2008 American TV series

Iditarod: Toughest Race on Earth is a 2008 American reality television miniseries on the Discovery Channel that featured the 2008 Iditarod Trail Sled Dog Race from Anchorage to Nome, Alaska.

==Overview==
The show follows and documents selected racers and their dogs during the 1,161 mi trek through Alaska's wilderness. Iditarod entrants pay $3,000 to enter the race and must have completed certain qualifying races beforehand. Expenses for the race can exceed $20,000 and mushers often seek sponsors to aide in paying for the race. Most mushers hold outside jobs in addition to racing.

During the course of the show, it is shown how the logistics of running an Iditarod are handled. Supplies are gathered and then flown into each of the checkpoints usually just hours before the mushers arrive. Each musher is required to sign into each checkpoint and then decides if they are going to continue on or rest for several hours. Some mushers elect to take short stops, briefly feeding their dogs before continuing on the trail. Veterinarians perform constant examinations on the dogs at checkpoints throughout the race, and any injured or sick dogs are taken off of the team and then flown to Anchorage for proper care.
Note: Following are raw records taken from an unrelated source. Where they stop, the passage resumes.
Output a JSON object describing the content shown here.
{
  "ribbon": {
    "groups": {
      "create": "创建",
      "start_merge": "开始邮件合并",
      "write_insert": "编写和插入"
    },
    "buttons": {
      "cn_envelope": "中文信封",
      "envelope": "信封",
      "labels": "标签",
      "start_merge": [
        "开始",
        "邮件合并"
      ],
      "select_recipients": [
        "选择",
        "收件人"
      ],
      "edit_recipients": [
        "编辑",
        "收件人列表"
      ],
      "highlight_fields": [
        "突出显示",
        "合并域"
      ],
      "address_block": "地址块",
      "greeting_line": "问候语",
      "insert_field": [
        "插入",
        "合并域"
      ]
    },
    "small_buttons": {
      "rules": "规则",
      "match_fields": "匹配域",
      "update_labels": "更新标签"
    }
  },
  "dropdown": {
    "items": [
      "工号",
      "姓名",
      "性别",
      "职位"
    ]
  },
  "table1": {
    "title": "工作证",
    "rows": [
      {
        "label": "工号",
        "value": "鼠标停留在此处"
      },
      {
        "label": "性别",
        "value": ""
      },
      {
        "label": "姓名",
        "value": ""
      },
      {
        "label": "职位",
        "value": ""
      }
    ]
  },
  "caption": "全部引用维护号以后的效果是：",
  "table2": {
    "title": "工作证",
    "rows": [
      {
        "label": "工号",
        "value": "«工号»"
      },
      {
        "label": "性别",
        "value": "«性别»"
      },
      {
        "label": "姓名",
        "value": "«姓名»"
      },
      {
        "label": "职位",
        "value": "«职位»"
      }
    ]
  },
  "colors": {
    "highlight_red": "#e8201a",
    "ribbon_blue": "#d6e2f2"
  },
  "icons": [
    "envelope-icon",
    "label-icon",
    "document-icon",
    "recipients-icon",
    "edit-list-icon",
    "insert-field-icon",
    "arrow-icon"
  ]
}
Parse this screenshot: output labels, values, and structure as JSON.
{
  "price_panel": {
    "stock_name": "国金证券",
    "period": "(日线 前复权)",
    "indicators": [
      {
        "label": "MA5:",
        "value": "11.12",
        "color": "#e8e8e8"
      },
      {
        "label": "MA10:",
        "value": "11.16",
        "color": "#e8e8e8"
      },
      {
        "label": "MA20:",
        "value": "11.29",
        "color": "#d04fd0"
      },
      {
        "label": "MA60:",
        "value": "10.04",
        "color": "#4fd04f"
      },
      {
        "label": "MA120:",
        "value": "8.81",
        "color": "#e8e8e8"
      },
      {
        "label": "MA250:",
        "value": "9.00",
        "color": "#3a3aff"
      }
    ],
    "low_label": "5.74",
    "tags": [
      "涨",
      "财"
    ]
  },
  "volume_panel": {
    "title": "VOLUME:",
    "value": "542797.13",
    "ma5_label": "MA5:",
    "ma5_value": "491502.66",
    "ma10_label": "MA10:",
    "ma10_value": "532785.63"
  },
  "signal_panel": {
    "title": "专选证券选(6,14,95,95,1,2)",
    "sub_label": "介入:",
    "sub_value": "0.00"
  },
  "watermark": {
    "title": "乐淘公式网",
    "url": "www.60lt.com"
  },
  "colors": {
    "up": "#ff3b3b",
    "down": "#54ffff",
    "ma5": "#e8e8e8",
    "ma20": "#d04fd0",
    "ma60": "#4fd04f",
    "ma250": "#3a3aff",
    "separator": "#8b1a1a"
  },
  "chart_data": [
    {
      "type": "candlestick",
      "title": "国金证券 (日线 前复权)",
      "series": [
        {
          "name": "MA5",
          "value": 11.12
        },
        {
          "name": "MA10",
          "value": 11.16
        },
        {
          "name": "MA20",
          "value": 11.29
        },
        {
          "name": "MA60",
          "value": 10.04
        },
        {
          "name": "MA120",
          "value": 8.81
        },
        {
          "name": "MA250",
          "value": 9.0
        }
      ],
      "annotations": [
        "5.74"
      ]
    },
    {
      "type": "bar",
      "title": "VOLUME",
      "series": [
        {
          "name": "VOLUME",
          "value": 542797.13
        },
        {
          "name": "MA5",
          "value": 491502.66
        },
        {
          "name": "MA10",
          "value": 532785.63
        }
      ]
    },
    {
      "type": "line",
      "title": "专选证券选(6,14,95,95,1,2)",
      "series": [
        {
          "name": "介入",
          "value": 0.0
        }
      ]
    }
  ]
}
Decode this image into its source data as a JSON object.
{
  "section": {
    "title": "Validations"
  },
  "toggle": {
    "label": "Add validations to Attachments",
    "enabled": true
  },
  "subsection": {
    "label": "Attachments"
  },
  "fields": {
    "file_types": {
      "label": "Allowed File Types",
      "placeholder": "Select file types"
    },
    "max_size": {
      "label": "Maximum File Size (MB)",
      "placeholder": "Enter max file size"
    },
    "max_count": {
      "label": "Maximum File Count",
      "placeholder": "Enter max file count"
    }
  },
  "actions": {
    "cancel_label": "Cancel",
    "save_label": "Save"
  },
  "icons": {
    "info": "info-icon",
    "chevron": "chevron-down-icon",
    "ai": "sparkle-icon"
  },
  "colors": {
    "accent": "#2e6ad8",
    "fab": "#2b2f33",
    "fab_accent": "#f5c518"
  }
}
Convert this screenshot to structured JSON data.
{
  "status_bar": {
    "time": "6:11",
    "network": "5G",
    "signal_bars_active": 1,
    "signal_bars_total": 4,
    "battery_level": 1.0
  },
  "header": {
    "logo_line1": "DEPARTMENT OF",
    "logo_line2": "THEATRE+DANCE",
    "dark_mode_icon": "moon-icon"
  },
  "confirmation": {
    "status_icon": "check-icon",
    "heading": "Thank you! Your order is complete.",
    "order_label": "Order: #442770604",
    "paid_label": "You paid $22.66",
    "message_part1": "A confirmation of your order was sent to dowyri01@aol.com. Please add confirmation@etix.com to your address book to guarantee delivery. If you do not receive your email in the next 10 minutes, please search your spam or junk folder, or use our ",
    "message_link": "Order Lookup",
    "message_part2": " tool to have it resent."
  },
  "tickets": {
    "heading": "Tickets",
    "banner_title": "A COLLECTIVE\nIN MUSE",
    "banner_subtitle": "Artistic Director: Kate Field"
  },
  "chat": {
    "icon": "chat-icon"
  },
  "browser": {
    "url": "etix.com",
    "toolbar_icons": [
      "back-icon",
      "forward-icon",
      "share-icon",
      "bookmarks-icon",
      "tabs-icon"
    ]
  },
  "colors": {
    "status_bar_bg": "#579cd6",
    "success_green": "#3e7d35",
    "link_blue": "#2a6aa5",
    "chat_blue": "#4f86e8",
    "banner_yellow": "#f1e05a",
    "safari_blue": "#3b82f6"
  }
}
During the race, only three rest points are mandatory: one 24-hour and two 8-hour rests. Apart from that, mushers usually try to feed their dogs at each checkpoint, even if it is just as snack, as the dogs can burn around 10,000 calories a day.

==Episodes==

| No. | Title | Original release date |
| 1 | "The Last Great Race" | October 14, 2008 |
The show begins at the ceremonial start of the 2008 Iditarod in Anchorage, Alaska, on March 1, 2008. 110 participants entered to compete in the 2008 race, with 95 mushers and their dog teams starting. It then follows them to the official starting point in Willow where the race begins the next day. By the end of the episode, Jeff King's team makes it to Finger Lake before his first extended stop. Most teams rest in Skwentna, though the large number of teams that have elected to stop creates a loud, restless atmosphere. By the end of the episode, three teams have dropped from the race and the first 48 hours of the race are covered.
| 2 | "Surviving the Alaska Range" | October 21, 2008 |
| 3 | "The King and the Pauper" | October 28, 2008 |
| 4 | "Chase on the Yukon" | November 11, 2008 |
| 5 | "The Great Escape" | November 18, 2008 |
| 6 | "Nome or Bust" | November 25, 2008 |

==Reception==
Common Sense Media rated the show 4 out of 5 stars.